By Mark Bergen, Sarah Frier and Selina Wang
WWR Article Summary (tl;dr) After it was revealed that russian-linked accounts used multiple U.S. advertising networks during the election season, the companies must now figure out how much responsibility to take. Companies like facebook and Twitter also have to figure out how much change to promise, without succumbing to costly regulation or setting a precedent that might be difficult to follow in other countries.
Google summoned about 200 policy staff from around the world last month for a debate on whether the company’s size has made it too attractive as a target for government regulators.

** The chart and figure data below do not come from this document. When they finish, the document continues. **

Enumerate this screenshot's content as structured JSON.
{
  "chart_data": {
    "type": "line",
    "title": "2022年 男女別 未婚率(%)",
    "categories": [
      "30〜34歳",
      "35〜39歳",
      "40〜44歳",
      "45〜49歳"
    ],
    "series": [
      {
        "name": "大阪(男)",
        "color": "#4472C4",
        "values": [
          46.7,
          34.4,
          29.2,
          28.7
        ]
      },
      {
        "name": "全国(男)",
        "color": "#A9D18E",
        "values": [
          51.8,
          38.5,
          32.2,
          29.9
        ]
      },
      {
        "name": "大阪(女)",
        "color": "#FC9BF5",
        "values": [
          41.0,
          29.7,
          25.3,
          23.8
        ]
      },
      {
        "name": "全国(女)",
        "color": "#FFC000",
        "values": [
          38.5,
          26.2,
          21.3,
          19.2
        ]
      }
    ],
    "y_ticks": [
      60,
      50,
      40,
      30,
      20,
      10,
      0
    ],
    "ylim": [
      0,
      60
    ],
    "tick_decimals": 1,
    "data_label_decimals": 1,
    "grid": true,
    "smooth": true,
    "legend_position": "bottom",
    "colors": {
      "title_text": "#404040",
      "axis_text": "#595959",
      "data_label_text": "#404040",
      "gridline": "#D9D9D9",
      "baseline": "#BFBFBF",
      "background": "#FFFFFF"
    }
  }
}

The two-day retreat in Monterey, Calif., where employees from the $682 billion company plied Washington policy experts with questions about the pros and cons of its size, took place as Google confronts European antitrust claims and proposed U.S. legislation that would increase online publishers’ liability for content produced by others.
This week, the Alphabet Inc. unit disclosed new information that could further roil the regulatory picture: revelations that Russian-linked accounts used its advertising network to interfere with the 2016 presidential election.
The news put Google in the company of Facebook Inc. and Twitter Inc., both of which are embroiled in the controversy surrounding Russia’s involvement in last year’s U.S. elections. Executives at all three companies are scrambling to respond.
Facebook has hired two crisis PR firms, and it plans to bring on as many as 1,000 people to screen ads.
Top executives, including Chief Executive Officer Mark Zuckerberg, are phoning members of Congress directly.
The company reported spending more than $3.2 million on lobbying in the first quarter of 2017, a company record.